The sample was taken in Agricola Zaragoza's facility, and FDA said the company has begun a recall of all peppers it has shipped.
"While this one sample doesn't give us the whole story, this genetic match is a very important break in the case," Dr. David Acheson, FDA's associate commissioner for foods said during a teleconference Monday. Acheson said the detection will hopefully allow the government "to pinpoint the source of the contamination which has caused the outbreak."
While the traceback investigation indicated that the peppers taken from Agricola Zaragoza's facility were grown in Mexico, the FDA said it had not yet determined where the point of contamination occurred, and it pledged to continue analyzing all the steps in the supply chain prior to the product's arrival at the facility, as well determine where the peppers went after the left the facility.
Because it is unclear whether any contaminated peppers may still be in the market in either raw or prepared form, FDA advised consumers to avoid eating raw jalapeno peppers or products containing raw jalapeno peppers.

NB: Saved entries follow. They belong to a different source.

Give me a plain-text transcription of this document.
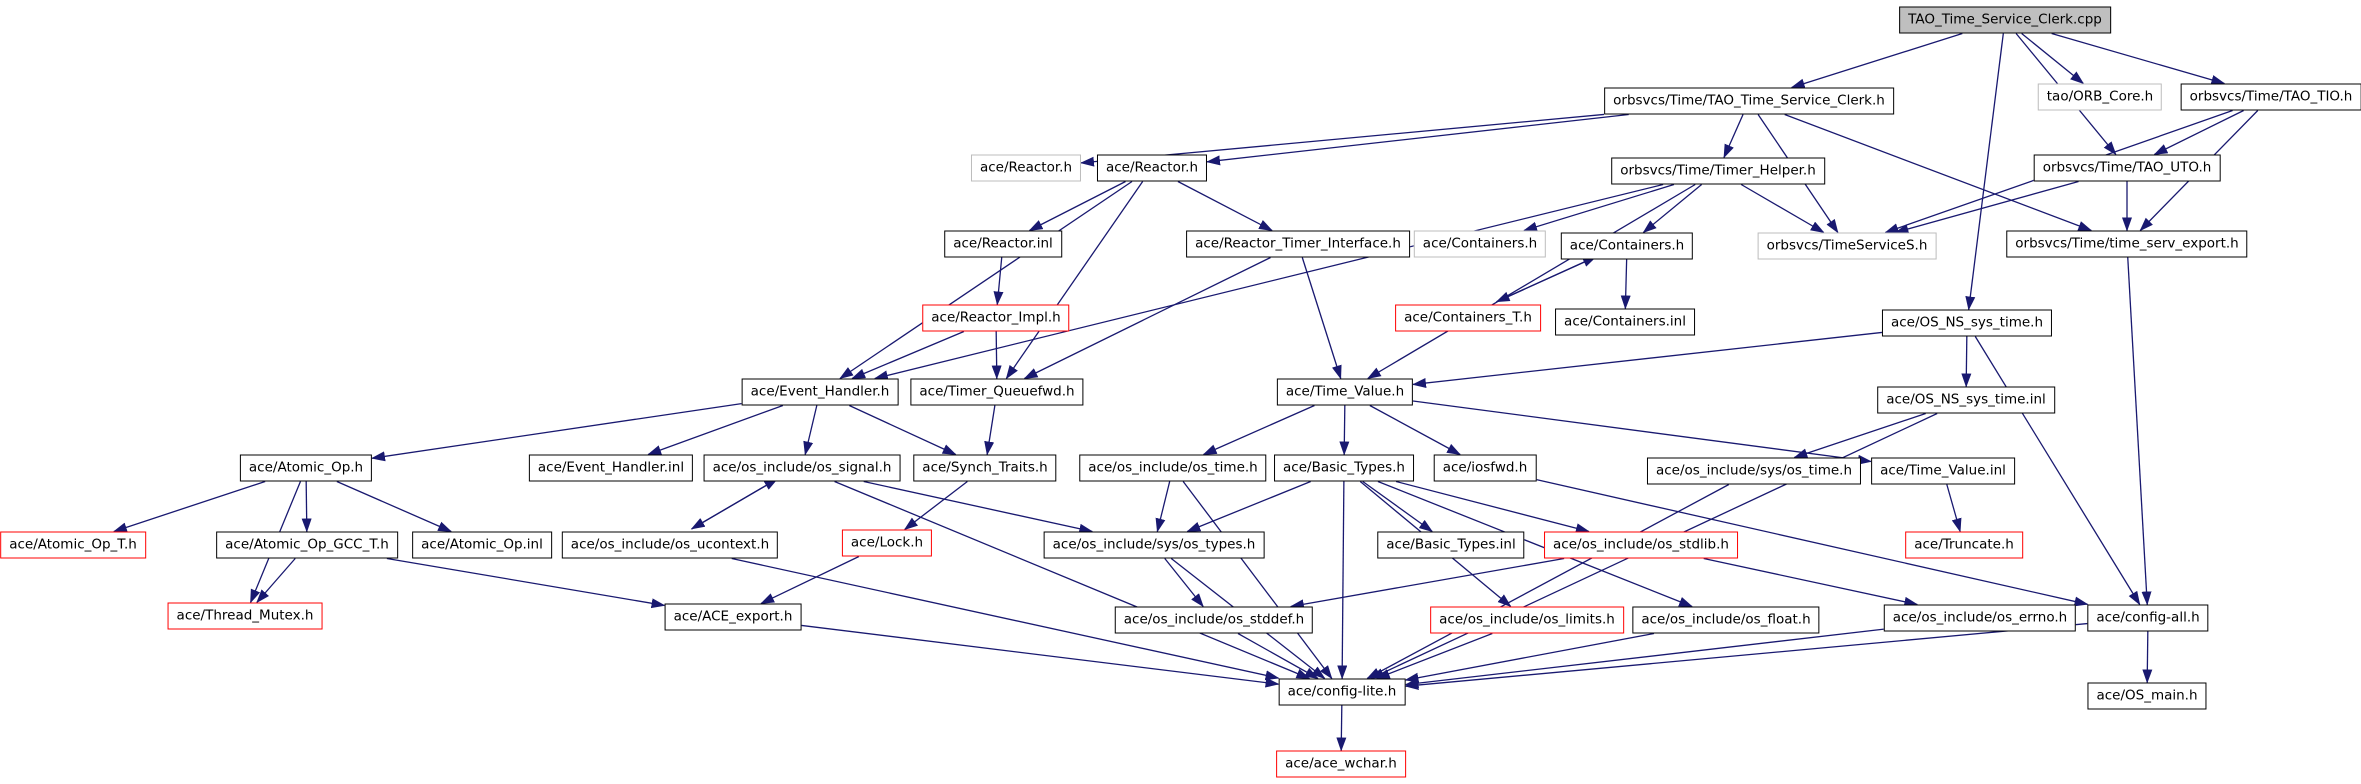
TAO_Time_Service_Clerk.cpp
orbsvcs/Time/TAO_Time_Service_Clerk.h	tao/ORB_Core.h	orbsvcs/Time/TAO_TIO.h
ace/Reactor.h	ace/Reactor.h	orbsvcs/Time/Timer_Helper.h	orbsvcs/Time/TAO_UTO.h
ace/Reactor.inl	ace/Reactor_Timer_Interface.h	ace/Containers.h	ace/Containers.h	orbsvcs/TimeServiceS.h	orbsvcs/Time/time_serv_export.h
ace/Reactor_Impl.h	ace/Containers_T.h	ace/Containers.inl	ace/OS_NS_sys_time.h
ace/Event_Handler.h	ace/Timer_Queuefwd.h	ace/Time_Value.h	ace/OS_NS_sys_time.inl
ace/Atomic_Op.h	ace/Event_Handler.inl	ace/os_include/os_signal.h	ace/Synch_Traits.h	ace/os_include/os_time.h	ace/Basic_Types.h	ace/iosfwd.h	ace/os_include/sys/os_time.h	ace/Time_Value.inl
ace/Atomic_Op_T.h	ace/Atomic_Op_GCC_T.h	ace/Atomic_Op.inl	ace/os_include/os_ucontext.h	ace/Lock.h	ace/os_include/sys/os_types.h	ace/Basic_Types.inl	ace/os_include/os_stdlib.h	ace/Truncate.h
ace/Thread_Mutex.h	ace/ACE_export.h	ace/os_include/os_stddef.h	ace/os_include/os_limits.h	ace/os_include/os_float.h	ace/os_include/os_errno.h	ace/config-all.h
ace/config-lite.h	ace/OS_main.h
ace/ace_wchar.h
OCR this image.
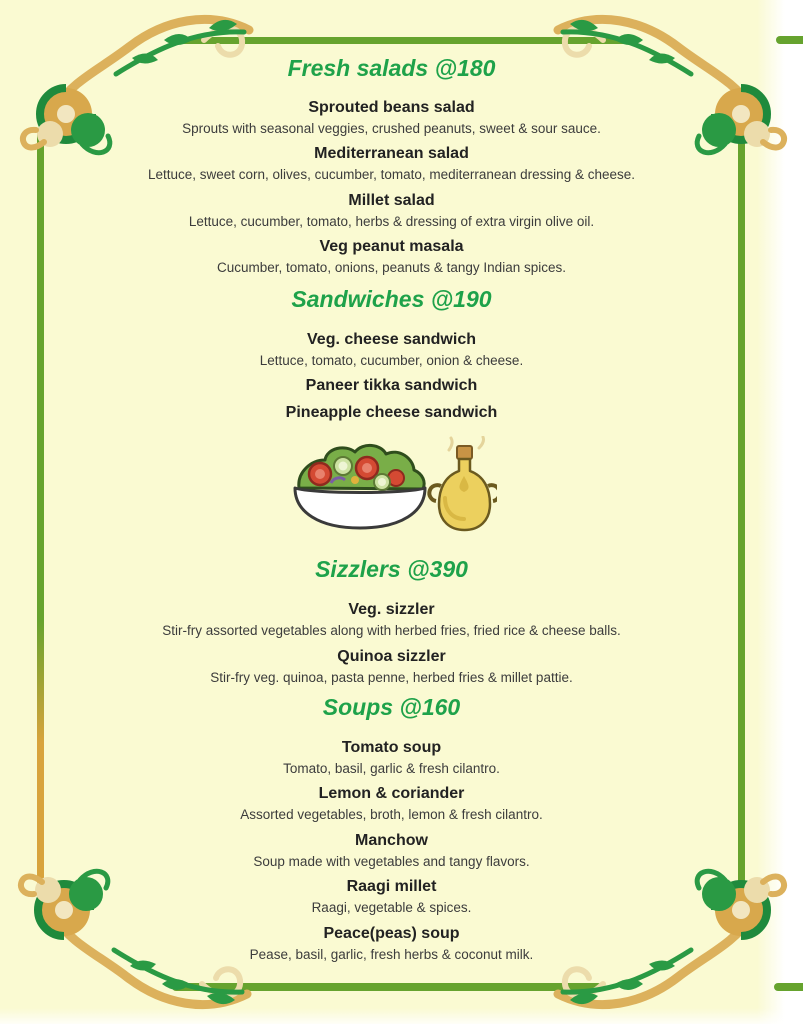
Fresh salads @180
Sprouted beans salad
Sprouts with seasonal veggies, crushed peanuts, sweet & sour sauce.
Mediterranean salad
Lettuce, sweet corn, olives, cucumber, tomato, mediterranean dressing & cheese.
Millet salad
Lettuce, cucumber, tomato, herbs & dressing of extra virgin olive oil.
Veg peanut masala
Cucumber, tomato, onions, peanuts & tangy Indian spices.
Sandwiches @190
Veg. cheese sandwich
Lettuce, tomato, cucumber, onion & cheese.
Paneer tikka sandwich
Pineapple cheese sandwich
Sizzlers @390
Veg. sizzler
Stir-fry assorted vegetables along with herbed fries, fried rice & cheese balls.
Quinoa sizzler
Stir-fry veg. quinoa, pasta penne, herbed fries & millet pattie.
Soups @160
Tomato soup
Tomato, basil, garlic & fresh cilantro.
Lemon & coriander
Assorted vegetables, broth, lemon & fresh cilantro.
Manchow
Soup made with vegetables and tangy flavors.
Raagi millet
Raagi, vegetable & spices.
Peace(peas) soup
Pease, basil, garlic, fresh herbs & coconut milk.
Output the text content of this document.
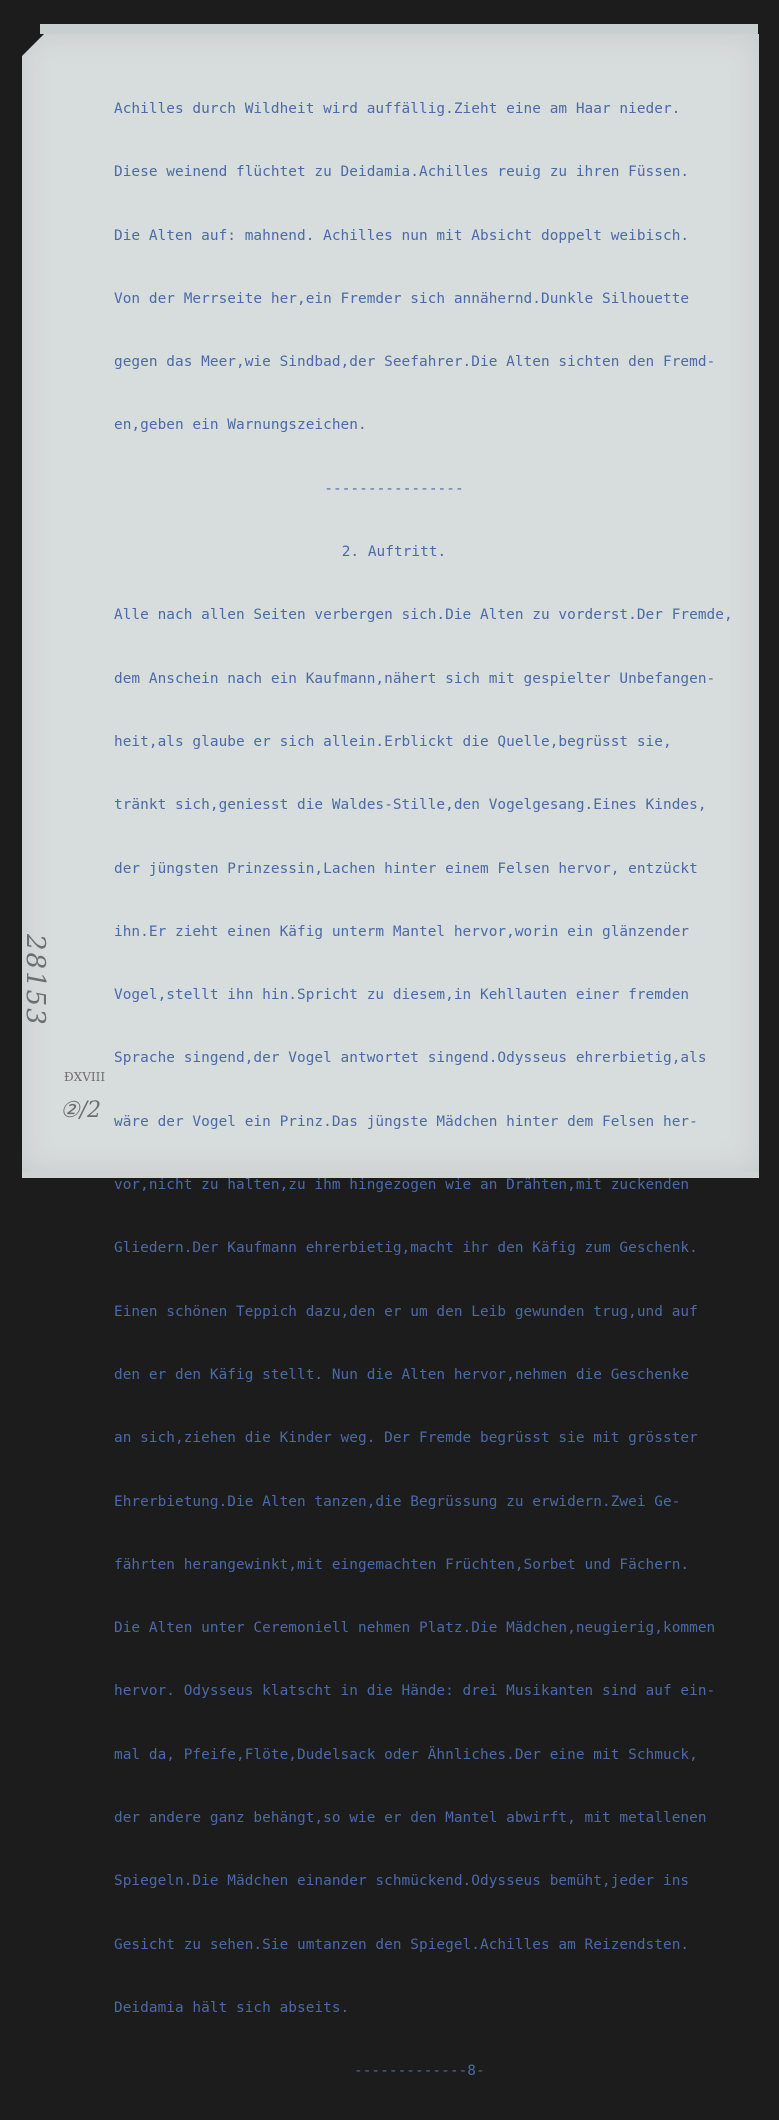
Achilles durch Wildheit wird auffällig.Zieht eine am Haar nieder.

Diese weinend flüchtet zu Deidamia.Achilles reuig zu ihren Füssen.

Die Alten auf: mahnend. Achilles nun mit Absicht doppelt weibisch.

Von der Merrseite her,ein Fremder sich annähernd.Dunkle Silhouette

gegen das Meer,wie Sindbad,der Seefahrer.Die Alten sichten den Fremd-

en,geben ein Warnungszeichen.

----------------

2. Auftritt.

Alle nach allen Seiten verbergen sich.Die Alten zu vorderst.Der Fremde,

dem Anschein nach ein Kaufmann,nähert sich mit gespielter Unbefangen-

heit,als glaube er sich allein.Erblickt die Quelle,begrüsst sie,

tränkt sich,geniesst die Waldes-Stille,den Vogelgesang.Eines Kindes,

der jüngsten Prinzessin,Lachen hinter einem Felsen hervor, entzückt

ihn.Er zieht einen Käfig unterm Mantel hervor,worin ein glänzender

Vogel,stellt ihn hin.Spricht zu diesem,in Kehllauten einer fremden

Sprache singend,der Vogel antwortet singend.Odysseus ehrerbietig,als

wäre der Vogel ein Prinz.Das jüngste Mädchen hinter dem Felsen her-

vor,nicht zu halten,zu ihm hingezogen wie an Drähten,mit zuckenden

Gliedern.Der Kaufmann ehrerbietig,macht ihr den Käfig zum Geschenk.

Einen schönen Teppich dazu,den er um den Leib gewunden trug,und auf

den er den Käfig stellt. Nun die Alten hervor,nehmen die Geschenke

an sich,ziehen die Kinder weg. Der Fremde begrüsst sie mit grösster

Ehrerbietung.Die Alten tanzen,die Begrüssung zu erwidern.Zwei Ge-

fährten herangewinkt,mit eingemachten Früchten,Sorbet und Fächern.

Die Alten unter Ceremoniell nehmen Platz.Die Mädchen,neugierig,kommen

hervor. Odysseus klatscht in die Hände: drei Musikanten sind auf ein-

mal da, Pfeife,Flöte,Dudelsack oder Ähnliches.Der eine mit Schmuck,

der andere ganz behängt,so wie er den Mantel abwirft, mit metallenen

Spiegeln.Die Mädchen einander schmückend.Odysseus bemüht,jeder ins

Gesicht zu sehen.Sie umtanzen den Spiegel.Achilles am Reizendsten.

Deidamia hält sich abseits.

-------------8-

28153
ÐXVIII
②/2
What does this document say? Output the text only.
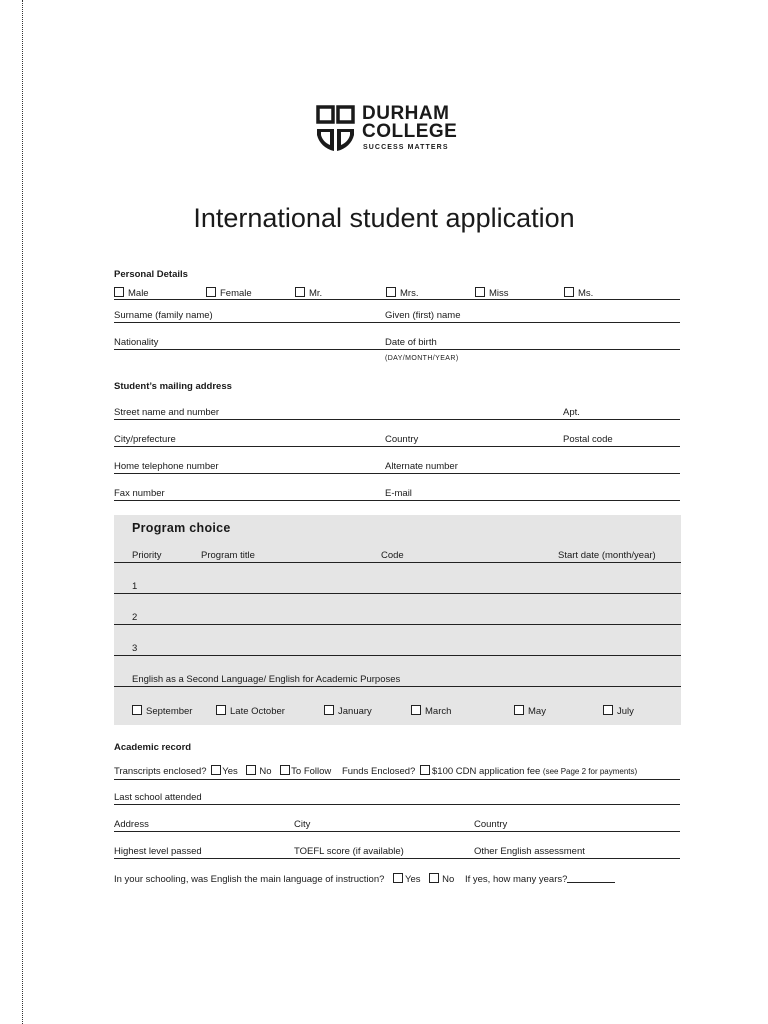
DURHAM
COLLEGE
SUCCESS MATTERS
International student application
Personal Details
Male	Female	Mr.	Mrs.	Miss	Ms.
Surname (family name)	Given (first) name
Nationality	Date of birth
(DAY/MONTH/YEAR)
Student’s mailing address
Street name and number	Apt.
City/prefecture	Country	Postal code
Home telephone number	Alternate number
Fax number	E-mail
Program choice
Priority	Program title	Code	Start date (month/year)
1
2
3
English as a Second Language/ English for Academic Purposes
September	Late October	January	March	May	July
Academic record
Transcripts enclosed? Yes No To Follow Funds Enclosed? $100 CDN application fee (see Page 2 for payments)
Last school attended
Address	City	Country
Highest level passed	TOEFL score (if available)	Other English assessment
In your schooling, was English the main language of instruction? Yes No If yes, how many years?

FDA also reiterated that all tomatoes currently in the marketplace are safe to eat. However, industry members are still awaiting responses from government agencies regarding why they have not yet officially cleared tomatoes from ever causing illness.
The Salmonella Saintpaul outbreak, meanwhile, apparently is diminishing. The latest report of the onset of illness is July 4, 2008, according to data on the CDC's Web site.
This current jalapeno recall is different from a recall initiated this past weekend by Grande Produce of Hidalgo, Texas, relating to a different strain of Salmonella found on certain products.